Relics of Saint Gregorios of Parumala
Geevarghese Mâr Gregorios Chathuruthy (15 June 1848 - 4 November 1902) was the first native of the Indian subcontinent to be declared as a saint of any church. He was ordained as a deacon at ten years old, and priest at the age of eighteen. Finally he was consecrated as bishop at the age of twenty-eight. In addition to the many miracles he performed during his lifetime, he is maybe best known for his refusal to join the Mar Thoma Reformation movement created by the British to convert the remaining Nazarani to Protestantism. He is also known for his personal work in preserving the Indian form of Neo-Syriac, which he conversed in fluently and taught to many others. Although it is not the language of Yeshue, Syriac holds a special place in the hearts and minds of the Malayali people of Kerala, because it connects them to the Church of Antioch founded by Saint Yaqoub Bar Adai in the 7th Century.
He died at the age of 54 and was buried at St.Peters and St. Pauls Church, Parumala. His Holiness Baselios Geevarghese II declared him a saint of the Indian Orthodox Church in 1947; and then the Patriarch of Antioch, His Holiness Ignatius Zakka IIwas declared him a saint of the the Syriac Orthodox Church in 1987. The Nazarani Church also considers him as a saint and is proud to also possess some of his relics.

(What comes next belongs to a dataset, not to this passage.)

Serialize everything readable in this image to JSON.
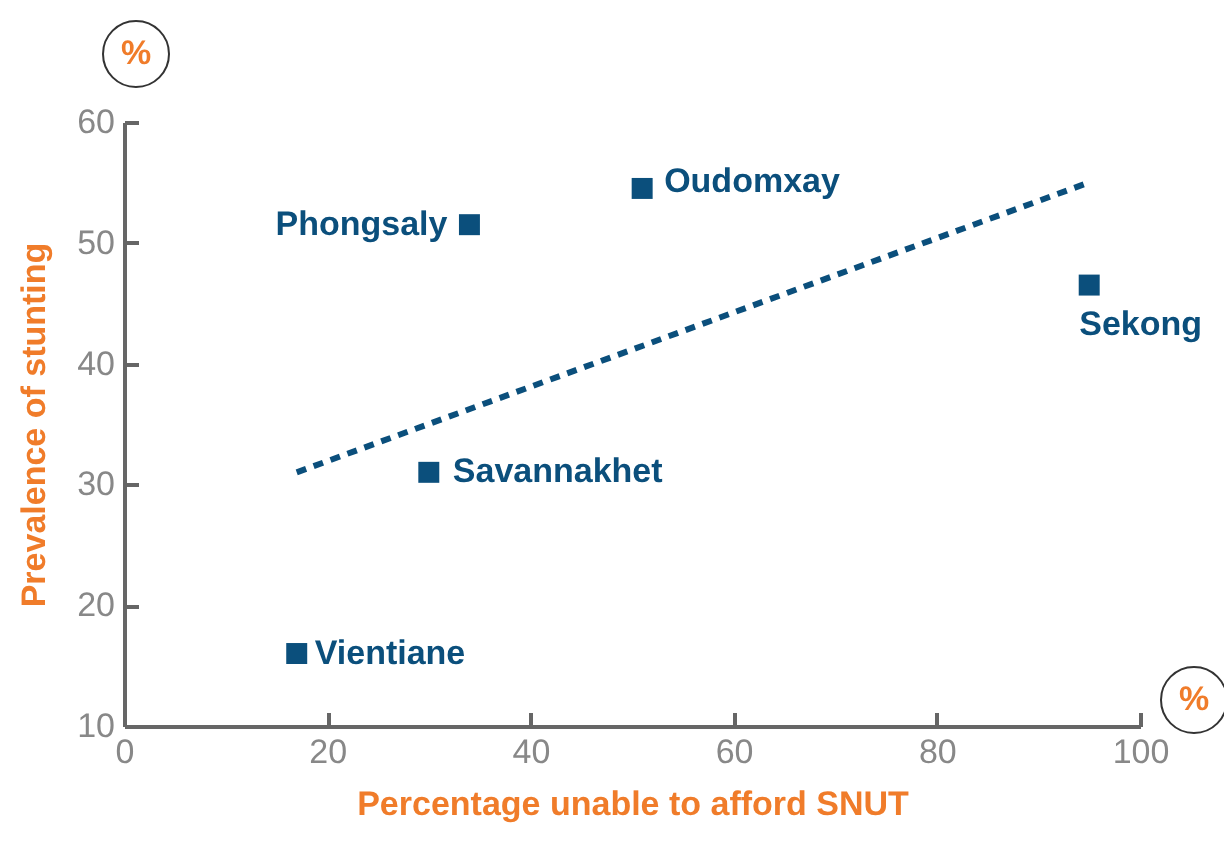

The majority of Mâr Gregorios' relics are housed at the Malecuriz St. George monastery in the Ernakulam district of Kerala State in southern India. Other relics are held in other places, including the Saint Gregorios Ashram in Kandanad, which has one of his cassocks; and the Comunidad de San Adai in Guanajuato, México which has his myron (basmanu) bag. The bag was donated by the family of His Eminence Thomas Mâr Makarios to the Mission Society of Mar Gregorios in 2000 A.D., and is now part of the collection of the Nazarani Foundation Library.